Are missing kids really emblems for class struggle?
Wednesday, 5 March 2008
I was thinking the other day about precisely the issue Roy Greenslade discusses on his blog today. Namely, why is it that three weeks after the disappearance of Shannon Matthews, the case doesn’t have nearly the same profile as Madeleine McCann’s did?
Greenslade speculates that the “unsympathetic domestic profile” of Shannon’s mum, Karen, in contrast with the educated, middle class background of Kate and Gerry McCann, may have something to do with it.
It’s probably true to a point but I can’t help thinking geography and the north-south divide has something to do with it, as well. I wrote last year about my suspicion that the 24-hour news channels failed to properly cover the floods in Hull during the summer because it was simply too remote for them to notice (in comparison with Worcestershire and, to an extent, even Doncaster).
Obviously Portugal is further from London than Hull. But perhaps the media circus sprang up so quickly in Praia da Luz because there was no shortage of reporters willing to fly out to the Algarve in the early summer to cover it. The fact that absolutely bugger all happens in terms of proper news during the summer, as well as a xenophobic/ “funny foreigners” element, probably also had a part to play in the level of coverage.
Contrast that with a freezing February in down-at-heel Dewsbury and it’s not difficult to see why it drops off the national media radar more quickly. Nonetheless, a quick look at the website of the Dewsbury Reporter shows they are constantly monitoring developments in the case, as you would expect - in spite of the apparent apathy on show elsewhere.
The relative lack of coverage around Shannon probably reflects the fact that, other than reporting that a child has disappeared, there isn’t much else to say. The same could be said of the Madeleine case.
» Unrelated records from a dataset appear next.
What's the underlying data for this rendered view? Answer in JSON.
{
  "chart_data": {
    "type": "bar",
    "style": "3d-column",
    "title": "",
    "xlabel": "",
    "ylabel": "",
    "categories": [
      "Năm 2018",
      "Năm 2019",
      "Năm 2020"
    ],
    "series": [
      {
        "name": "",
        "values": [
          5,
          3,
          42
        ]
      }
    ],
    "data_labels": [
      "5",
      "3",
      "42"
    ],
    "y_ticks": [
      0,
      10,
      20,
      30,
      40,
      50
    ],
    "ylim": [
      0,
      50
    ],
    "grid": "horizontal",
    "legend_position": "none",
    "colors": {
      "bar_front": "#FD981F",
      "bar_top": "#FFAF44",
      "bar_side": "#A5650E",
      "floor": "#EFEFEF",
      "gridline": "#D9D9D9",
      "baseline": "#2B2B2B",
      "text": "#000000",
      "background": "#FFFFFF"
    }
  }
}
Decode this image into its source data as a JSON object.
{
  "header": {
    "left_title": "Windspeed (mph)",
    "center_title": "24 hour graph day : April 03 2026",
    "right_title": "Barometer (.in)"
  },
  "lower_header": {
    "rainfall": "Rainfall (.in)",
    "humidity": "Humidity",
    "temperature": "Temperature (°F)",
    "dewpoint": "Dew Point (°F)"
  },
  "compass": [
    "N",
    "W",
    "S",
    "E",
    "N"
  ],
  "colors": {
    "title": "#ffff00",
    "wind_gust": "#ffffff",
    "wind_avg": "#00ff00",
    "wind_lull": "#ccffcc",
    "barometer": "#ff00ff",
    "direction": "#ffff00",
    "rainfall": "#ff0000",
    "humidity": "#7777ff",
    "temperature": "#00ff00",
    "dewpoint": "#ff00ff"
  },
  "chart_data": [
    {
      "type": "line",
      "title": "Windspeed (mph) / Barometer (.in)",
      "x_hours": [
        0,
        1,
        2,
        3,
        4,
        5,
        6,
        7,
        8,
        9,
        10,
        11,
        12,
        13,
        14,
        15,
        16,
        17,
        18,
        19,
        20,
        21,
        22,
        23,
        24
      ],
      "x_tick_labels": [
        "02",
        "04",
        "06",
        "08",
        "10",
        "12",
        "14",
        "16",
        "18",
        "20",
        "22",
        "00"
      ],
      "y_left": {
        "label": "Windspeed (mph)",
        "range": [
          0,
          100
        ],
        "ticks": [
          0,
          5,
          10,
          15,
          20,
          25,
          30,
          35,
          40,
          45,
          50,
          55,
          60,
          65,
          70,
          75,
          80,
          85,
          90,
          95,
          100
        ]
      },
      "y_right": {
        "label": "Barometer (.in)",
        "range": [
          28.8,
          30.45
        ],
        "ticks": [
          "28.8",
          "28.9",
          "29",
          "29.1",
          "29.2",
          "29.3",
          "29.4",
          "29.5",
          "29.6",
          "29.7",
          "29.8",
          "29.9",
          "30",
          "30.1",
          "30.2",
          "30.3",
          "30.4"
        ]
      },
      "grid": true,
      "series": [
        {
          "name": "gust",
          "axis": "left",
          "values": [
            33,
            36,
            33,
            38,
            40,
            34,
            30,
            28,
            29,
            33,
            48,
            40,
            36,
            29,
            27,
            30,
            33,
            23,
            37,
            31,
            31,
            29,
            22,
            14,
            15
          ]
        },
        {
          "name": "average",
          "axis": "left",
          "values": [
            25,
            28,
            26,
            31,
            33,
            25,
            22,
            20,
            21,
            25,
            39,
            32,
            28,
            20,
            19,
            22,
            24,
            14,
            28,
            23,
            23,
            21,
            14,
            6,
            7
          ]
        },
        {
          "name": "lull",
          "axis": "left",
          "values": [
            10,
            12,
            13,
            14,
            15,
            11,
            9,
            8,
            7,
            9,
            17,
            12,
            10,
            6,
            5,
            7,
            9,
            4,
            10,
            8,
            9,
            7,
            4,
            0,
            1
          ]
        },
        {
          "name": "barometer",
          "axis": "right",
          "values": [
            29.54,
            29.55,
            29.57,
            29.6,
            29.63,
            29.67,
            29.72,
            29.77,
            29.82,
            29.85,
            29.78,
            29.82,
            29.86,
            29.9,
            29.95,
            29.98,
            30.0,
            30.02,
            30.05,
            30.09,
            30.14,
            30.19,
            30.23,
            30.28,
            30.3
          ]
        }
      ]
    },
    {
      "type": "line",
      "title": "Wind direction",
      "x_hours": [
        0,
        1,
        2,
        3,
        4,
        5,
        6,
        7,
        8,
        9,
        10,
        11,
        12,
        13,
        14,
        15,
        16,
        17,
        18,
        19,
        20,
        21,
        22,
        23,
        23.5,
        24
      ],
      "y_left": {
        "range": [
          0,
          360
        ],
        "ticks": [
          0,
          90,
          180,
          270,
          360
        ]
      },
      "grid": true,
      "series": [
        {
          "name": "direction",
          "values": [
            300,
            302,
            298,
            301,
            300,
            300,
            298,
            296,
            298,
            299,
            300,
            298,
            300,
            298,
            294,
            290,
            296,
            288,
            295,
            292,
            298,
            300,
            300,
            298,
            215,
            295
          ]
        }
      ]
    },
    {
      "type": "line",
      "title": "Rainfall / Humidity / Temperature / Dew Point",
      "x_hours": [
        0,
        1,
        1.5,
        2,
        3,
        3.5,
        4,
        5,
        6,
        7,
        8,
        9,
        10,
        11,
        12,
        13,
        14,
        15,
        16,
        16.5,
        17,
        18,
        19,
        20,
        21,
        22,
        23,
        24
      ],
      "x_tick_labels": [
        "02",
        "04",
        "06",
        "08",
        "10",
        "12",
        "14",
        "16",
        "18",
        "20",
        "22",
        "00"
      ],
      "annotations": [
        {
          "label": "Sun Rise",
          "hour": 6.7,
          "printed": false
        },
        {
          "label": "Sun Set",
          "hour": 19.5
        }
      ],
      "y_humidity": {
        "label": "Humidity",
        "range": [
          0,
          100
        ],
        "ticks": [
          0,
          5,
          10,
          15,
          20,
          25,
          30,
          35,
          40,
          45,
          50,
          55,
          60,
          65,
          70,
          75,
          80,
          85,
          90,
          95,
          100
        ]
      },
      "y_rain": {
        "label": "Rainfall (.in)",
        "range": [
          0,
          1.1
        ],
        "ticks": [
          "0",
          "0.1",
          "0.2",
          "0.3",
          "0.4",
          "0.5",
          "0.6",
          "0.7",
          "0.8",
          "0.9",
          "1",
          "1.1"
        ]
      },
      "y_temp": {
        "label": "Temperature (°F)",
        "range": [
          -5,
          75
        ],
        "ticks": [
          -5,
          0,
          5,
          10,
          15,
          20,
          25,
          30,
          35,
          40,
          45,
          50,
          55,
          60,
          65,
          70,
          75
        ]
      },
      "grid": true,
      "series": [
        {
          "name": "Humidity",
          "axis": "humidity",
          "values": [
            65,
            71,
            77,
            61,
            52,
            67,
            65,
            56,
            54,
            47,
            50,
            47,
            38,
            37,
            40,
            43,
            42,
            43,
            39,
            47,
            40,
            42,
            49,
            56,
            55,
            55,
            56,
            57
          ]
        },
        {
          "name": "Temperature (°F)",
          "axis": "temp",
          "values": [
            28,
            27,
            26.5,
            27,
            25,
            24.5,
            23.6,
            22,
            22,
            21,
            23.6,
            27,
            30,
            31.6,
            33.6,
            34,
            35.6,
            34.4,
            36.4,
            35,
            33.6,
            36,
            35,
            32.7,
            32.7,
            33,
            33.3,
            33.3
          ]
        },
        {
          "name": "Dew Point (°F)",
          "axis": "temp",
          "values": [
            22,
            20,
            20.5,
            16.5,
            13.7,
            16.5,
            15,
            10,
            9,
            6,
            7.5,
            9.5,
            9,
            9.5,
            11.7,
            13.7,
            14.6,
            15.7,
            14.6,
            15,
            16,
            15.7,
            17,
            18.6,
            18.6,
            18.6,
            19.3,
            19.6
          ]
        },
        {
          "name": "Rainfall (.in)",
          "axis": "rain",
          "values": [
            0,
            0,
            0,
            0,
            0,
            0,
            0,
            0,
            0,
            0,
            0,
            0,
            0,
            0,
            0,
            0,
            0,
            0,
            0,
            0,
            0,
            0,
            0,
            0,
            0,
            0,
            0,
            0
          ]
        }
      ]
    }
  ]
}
So perhaps the real question isn’t why Shannon is receiving so little coverage, but why Madeleine received so much.


No. 1 — March 6th, 2008 at 9:35 am
I think the exotic element of the Madeleine case is the key point - all that exciting speculation: was she kidnapped by darkies?; was she sold to a wealthy family?; was she offed by her parents?; what abut the sex parties?; blood in the car…
The sordid and unpleasant truth about both cases is that they’re rather more common-or-garden, but Dewsbury doesn’t even have the appeal of a foreign kidnapper.